Shannon's performance far exceeded her expectations. Though she had originally planned to walk the half-marathon, halfway through the program she began retraining as a jogger. The shorter stride relieved stress on her hips, and she was able to run the race, a feat she said she could not have imagined several months earlier.
"It blew away the limitations I had in my mind about what I was able to do with my body now and how fit I was ever going to be able to be. The whole thing on so many levels was amazing," said Shannon, who was first diagnosed with endometrial cancer eight years ago. She suffered a recurrence in 1998 and was treated at the Arizona Cancer Center. Numerous surgeries, chemotherapy and radiation were traumatic to her body, which still suffers from aftereffects of the treatments. But Shannon is now cancer-free and determined to help cancer survivors and the general public to optimize their health.

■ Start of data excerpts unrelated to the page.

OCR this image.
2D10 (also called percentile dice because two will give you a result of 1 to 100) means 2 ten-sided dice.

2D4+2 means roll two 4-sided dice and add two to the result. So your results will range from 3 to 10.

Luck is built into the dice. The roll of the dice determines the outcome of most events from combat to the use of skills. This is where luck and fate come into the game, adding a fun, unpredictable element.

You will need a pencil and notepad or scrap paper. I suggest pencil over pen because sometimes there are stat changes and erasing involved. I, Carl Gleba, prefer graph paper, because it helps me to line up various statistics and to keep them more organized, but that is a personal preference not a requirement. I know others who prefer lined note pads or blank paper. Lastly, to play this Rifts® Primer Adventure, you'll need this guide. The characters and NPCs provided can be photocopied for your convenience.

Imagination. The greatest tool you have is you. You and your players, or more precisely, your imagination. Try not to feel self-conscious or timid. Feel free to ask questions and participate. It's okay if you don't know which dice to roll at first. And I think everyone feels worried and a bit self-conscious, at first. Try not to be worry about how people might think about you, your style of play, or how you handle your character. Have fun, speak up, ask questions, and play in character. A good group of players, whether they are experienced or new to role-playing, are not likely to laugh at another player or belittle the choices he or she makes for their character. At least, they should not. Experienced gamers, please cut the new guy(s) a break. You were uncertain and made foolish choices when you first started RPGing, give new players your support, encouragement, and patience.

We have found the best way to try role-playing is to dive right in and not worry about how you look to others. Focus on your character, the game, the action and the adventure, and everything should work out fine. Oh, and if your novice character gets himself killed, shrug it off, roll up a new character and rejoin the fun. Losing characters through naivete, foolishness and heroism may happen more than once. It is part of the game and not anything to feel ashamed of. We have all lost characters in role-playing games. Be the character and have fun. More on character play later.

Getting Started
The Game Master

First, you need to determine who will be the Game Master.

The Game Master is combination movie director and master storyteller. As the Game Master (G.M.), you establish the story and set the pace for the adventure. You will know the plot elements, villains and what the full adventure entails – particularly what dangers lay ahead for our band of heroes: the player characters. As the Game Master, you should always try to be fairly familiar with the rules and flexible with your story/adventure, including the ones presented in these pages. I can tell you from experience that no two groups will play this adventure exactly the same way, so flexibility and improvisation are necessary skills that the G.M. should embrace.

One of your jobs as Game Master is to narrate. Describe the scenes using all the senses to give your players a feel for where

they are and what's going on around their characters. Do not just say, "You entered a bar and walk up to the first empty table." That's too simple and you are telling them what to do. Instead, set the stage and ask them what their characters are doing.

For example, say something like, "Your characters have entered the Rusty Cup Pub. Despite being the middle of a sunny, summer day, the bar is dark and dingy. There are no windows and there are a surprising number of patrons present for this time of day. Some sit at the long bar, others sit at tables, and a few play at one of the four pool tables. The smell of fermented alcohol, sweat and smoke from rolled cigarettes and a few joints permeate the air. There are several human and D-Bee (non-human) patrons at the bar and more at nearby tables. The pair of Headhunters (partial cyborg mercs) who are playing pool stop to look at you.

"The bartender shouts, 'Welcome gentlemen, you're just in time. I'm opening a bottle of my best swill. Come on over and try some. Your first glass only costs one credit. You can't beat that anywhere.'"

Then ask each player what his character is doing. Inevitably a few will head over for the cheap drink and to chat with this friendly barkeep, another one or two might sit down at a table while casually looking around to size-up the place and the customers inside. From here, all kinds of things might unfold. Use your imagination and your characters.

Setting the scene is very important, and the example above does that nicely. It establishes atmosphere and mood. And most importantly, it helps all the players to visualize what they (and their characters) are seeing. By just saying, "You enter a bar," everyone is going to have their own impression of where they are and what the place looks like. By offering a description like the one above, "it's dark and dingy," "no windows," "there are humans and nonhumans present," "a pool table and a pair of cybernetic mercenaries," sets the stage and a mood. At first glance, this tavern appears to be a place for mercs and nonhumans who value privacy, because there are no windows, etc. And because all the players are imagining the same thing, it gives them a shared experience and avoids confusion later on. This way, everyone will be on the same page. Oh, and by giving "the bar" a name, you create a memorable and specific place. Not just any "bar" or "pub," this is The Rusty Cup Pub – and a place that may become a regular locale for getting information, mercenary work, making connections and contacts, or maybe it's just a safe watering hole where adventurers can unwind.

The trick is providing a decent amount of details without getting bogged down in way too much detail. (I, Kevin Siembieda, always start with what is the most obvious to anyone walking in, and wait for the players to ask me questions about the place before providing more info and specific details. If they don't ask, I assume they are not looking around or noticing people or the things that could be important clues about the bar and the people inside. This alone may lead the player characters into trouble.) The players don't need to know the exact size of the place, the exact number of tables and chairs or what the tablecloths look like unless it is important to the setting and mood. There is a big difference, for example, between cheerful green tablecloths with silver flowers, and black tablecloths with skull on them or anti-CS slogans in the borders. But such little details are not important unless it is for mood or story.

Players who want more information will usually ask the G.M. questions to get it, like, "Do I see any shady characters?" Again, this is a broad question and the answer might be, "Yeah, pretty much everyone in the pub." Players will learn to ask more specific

"Being able to give back to the Arizona Cancer Center is powerfully important after all they did for me, and being able to help people gain a new level of fitness and discover that internal energy source we find when we get active is just really meaningful," Shannon said. "I think having purpose and meaning in life is like food and water. We need it as much as we need air."
Those sentiments are shared by Heather Alberts, who founded Better Than Ever in 2000 to promote awareness of fitness as a primary factor in reduction of cancer risk. Her husband, Dr. Dave Alberts, is the director of cancer prevention at the Arizona Cancer Center. He helped her to recruit faculty and staff members to start the program.
"I thought we could coach folks in the field of cancer prevention research to walk the talk of cancer prevention, and we created the pilot with 45 unlikely people who trained for three months and completed the half-marathon and raised $25,000," Heather Alberts said.
Bobbi Olson, the now-deceased wife of UA basketball coach Lute Olson, brought attention to the program the following year, drawing 550 participants and raising $283,000 for the Bobbi Olson Ovarian Cancer Fund. To date, Better Than Ever has raised $750,000 for the Arizona Cancer Center.
"It has grown so much out of joy - the joy of seeing people who couldn't imagine doing something like this, and they can do it," said Alberts, who also credits the program's success to coordinator Joyce Stavro and the volunteer coaches "who are so dedicated and care so much about the people they train."
Skip said program participants, who range in age from 20 to 80, are a great incentive for his volunteer efforts and that he hopes that the 10K (6.2 miles) will attract people who might initially be intimidated by longer races.
"The most fun part for me is meeting people," Skip said. "The friendships and the interactions with others are exhilarating. And the day of the races, it is just incredible." Skip said.